If you've yet to perform your first surgery, let me bring you up to speed. Trauma Center is a story-driven action/strategy game where your only goal is to save lives. That sounds simple enough, and if you were stretched out on the couch watching ER or Grey's Anatomy, the task wouldn't be that difficult. In Trauma Center, you aren't watching anything – you are the doctor. You're the one they come to when a patient is covered in broken glass. Its tiny, piercing shards must be removed one at a time with crucial steadiness.
When a patient starts having intense stomach pains, you're the one who has to cut her open, explore her insides, remove the source, and stitch her up with care for minimal scarring.
The game is brilliant in concept, and positively stunning in execution. Trauma Center: Second Opinion comes to the Wii with more than rehashed elements from the DS original.
There are games like Madden and Excite Truck that can use the Wii remote to change the control and gameplay style. Trauma Center, however, is a game that could not have existed with the last generation of game controllers.

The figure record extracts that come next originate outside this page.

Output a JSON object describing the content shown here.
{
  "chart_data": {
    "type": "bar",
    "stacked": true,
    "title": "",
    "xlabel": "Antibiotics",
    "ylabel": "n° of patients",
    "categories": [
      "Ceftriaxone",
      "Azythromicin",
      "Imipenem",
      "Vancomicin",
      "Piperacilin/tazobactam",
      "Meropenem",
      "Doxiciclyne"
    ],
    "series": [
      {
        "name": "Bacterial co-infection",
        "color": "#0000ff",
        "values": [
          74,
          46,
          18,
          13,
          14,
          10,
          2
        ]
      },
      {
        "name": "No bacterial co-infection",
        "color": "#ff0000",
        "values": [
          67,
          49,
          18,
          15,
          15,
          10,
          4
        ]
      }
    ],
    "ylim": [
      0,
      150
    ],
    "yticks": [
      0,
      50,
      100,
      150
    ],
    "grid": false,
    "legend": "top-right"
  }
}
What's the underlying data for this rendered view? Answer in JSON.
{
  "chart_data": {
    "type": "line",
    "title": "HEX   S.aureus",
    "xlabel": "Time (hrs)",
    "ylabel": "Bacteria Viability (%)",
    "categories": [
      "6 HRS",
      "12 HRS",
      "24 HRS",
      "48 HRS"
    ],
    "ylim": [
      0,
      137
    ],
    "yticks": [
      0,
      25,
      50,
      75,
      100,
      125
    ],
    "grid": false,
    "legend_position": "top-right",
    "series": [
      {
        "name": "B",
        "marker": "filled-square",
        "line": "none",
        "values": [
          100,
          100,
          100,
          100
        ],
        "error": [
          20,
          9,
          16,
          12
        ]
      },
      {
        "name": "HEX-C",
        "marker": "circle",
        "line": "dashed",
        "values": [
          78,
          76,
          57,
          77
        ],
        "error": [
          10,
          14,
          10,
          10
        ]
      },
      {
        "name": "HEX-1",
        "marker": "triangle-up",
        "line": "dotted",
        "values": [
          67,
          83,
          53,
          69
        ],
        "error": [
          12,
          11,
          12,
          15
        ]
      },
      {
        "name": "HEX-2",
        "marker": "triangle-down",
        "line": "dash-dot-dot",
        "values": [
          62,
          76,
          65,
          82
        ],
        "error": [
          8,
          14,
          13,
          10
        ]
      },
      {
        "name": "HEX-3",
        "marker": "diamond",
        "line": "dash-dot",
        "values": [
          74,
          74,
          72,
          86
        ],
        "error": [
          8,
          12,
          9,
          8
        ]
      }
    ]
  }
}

The game assigns many motion-specific functions to your remote: scalpel, syringe, forceps, ultrasound, laser, antibiotic gel, stitches, and drain (a vacuum that reduces blood interference). Each of these are heavily dependant on the player's movement.
At the start of each operation, your first task is usually the most difficult to get exactly right: you have to cut open a patient. Try to envision how hard it must be to do this on a real person, then apply that thought to the game but not with a real scalpel, but with the Wii remote. Your arm, suspended in air, must gradually draw a line – indicated by a few points on the screen – across the body. There's a time limit, so you can't take too long. But if you go too fast you're likely to veer off course. The patient will feel additional pain, his or her vitality will drop, and you'll have to start over.
Aside from drawing a perfectly straight line, players must also keep this motion steady. Think of it as playing an instrument. If your tempo isn't consistent, the outcome won't be music to your ears – or anyone else's, least of all the patient.
The process of removing glass and tumors is a simplified version of the real thing. You clamp onto the glass or tumor using the forceps. Both the A and B buttons must be held down, reinforcing the sense that you're clamping something. Tumors may be picked up quickly and tossed aside, but glass needs to be lifted out with care. Slow and steady movements will prevent the glass from striking the patient as it's removed, which results in less pain and a higher vitality rating.
Tumors are easier to lift out, but their removal is much more involved. You first have to locate them with ultrasound (point to different parts of the body and press the A button). Tumors will only stay visible for a short time after being located. Make a small incision to reveal its true location. Drain the blood, then cut around the dotted points to separate it from the patient. Small growths may form next to the tumor -- zap those with your laser. Finally, clamp down on the tumor and remove it, clean the wound, and patch it up.
All of the described actions are done by pointing and waving the Wii remote. Many of these were found in the DS version, in which you would push down on the screen using the stylus and drag as necessary.
Second Opinion introduces a lot of cool things that are only possible on Wii. When a patient is crashing, the player must push both controller pieces (the remote and nunchuck) toward the screen for the defibrillator to make contact.
Broken bones can't simply be removed – they must be put back together. The pieces of the broken bone come in different shapes and sizes. Your goal is to grab those pieces and position them in the proper location. To do that you'll have to clamp down on the pieces and twist your wrist until each piece is lined up. Release both buttons and, if done correctly, the piece will snap into place. That part is nothing like a real operation – doctors don't have that luxury. But this is a game, and as realistic as the developers wanted to make it, they also wanted it to be fun and accessible to those of us that haven't gone to medical school.